ジ〇プの宣伝とか、アメカジアパレルの案件は来ないのか!!
「にはは! トージの作る御膳は絶品じゃし、いつも一緒に寝てくれるのじゃ!
大好きなのじゃ♡」
>かわいい~×5000
すっかりパパキャラが板についてしまった俺だが、俺たち4人組は竹駒プロ内でもかなりの人気を獲得していた。
「つー事でみんな。
今日はダンジョン協会の案件だ!」
>おお、協会案件!
>クライネーズもついに案件配信か!
「ダンジョン協会のイメージアップを目指して、既存階層を魅せ攻略していくぜ。
そこで、協会から派遣されたとある”大物”が仲間になってくれます」
>大物?
>お堅いダンジョン協会が、配信に参加するとか珍しいな
>だれだろ? 日本ランク1位の山田とか?
>ねーよ! それに山田じゃイメージアップにならんだろ。
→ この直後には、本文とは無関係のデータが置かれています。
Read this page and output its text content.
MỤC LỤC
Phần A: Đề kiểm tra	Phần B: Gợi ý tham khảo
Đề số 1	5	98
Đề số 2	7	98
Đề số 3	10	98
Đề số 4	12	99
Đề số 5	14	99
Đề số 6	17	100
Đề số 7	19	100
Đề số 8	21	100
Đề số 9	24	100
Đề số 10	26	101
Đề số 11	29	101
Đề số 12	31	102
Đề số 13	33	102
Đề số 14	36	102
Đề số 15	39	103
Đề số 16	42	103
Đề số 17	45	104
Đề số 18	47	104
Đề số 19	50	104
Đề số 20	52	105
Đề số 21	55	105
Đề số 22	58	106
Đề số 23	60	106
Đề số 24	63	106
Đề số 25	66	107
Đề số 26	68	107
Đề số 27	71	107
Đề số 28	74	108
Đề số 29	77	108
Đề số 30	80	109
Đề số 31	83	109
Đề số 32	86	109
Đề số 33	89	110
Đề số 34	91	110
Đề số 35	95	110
絵面が暑苦しすぎるww
>それもそうか
>それじゃ、可愛い女性探索者?
>協会直属にそんなのいたっけ?
コメント欄も興味津々である。
(ほら、萌香!)
俺の背中に隠れたままの萌香を突っつく。
(ふふふふっ、可愛いですよっ!)
(いやー、楽しいわね!)
「うううう、本当に出なきゃダメなのか?」
『探索者は度胸です!! 協会のイメージアップが萌香ちゃんの双肩にかかってますよ!!
さあ、子供たちに夢を!!』
美里さんから励まし(?)の声がインカムに届く。
「ぐっ……それもそうだ!」
決心を固めたらしい萌香が、力強く俺の背後から歩み出る。
「だ、ダンジョン協会外局倉稲支所所長、大宮 萌香・ヘンダーソン!
いざ、参る!!」
勇ましい口上。
だが、その冒険着は……。
もふもふのくまさん耳に丸い尻尾。
雄二郎渾身の工作により、ピコピコ動く。
理沙の中学時代の制服をもとに仕立てたセーラー服タイプの上着にスカート。
ちなみにへそ出し。
「ワ、ワタシの前に立ちはだかるものは……た、食べちゃうぞ?」
「がおー」
可愛く真顔でポーズ。
>は、はあああああああああああっ!?
>大宮萌香じゃねーか!!
>え、あの若手No1の!
>いやいや、マジ?
>も、萌香たんのコスプレええええええええっ!?
一瞬でコメント欄が爆発し、視聴者数が一気に跳ね上がるのだった。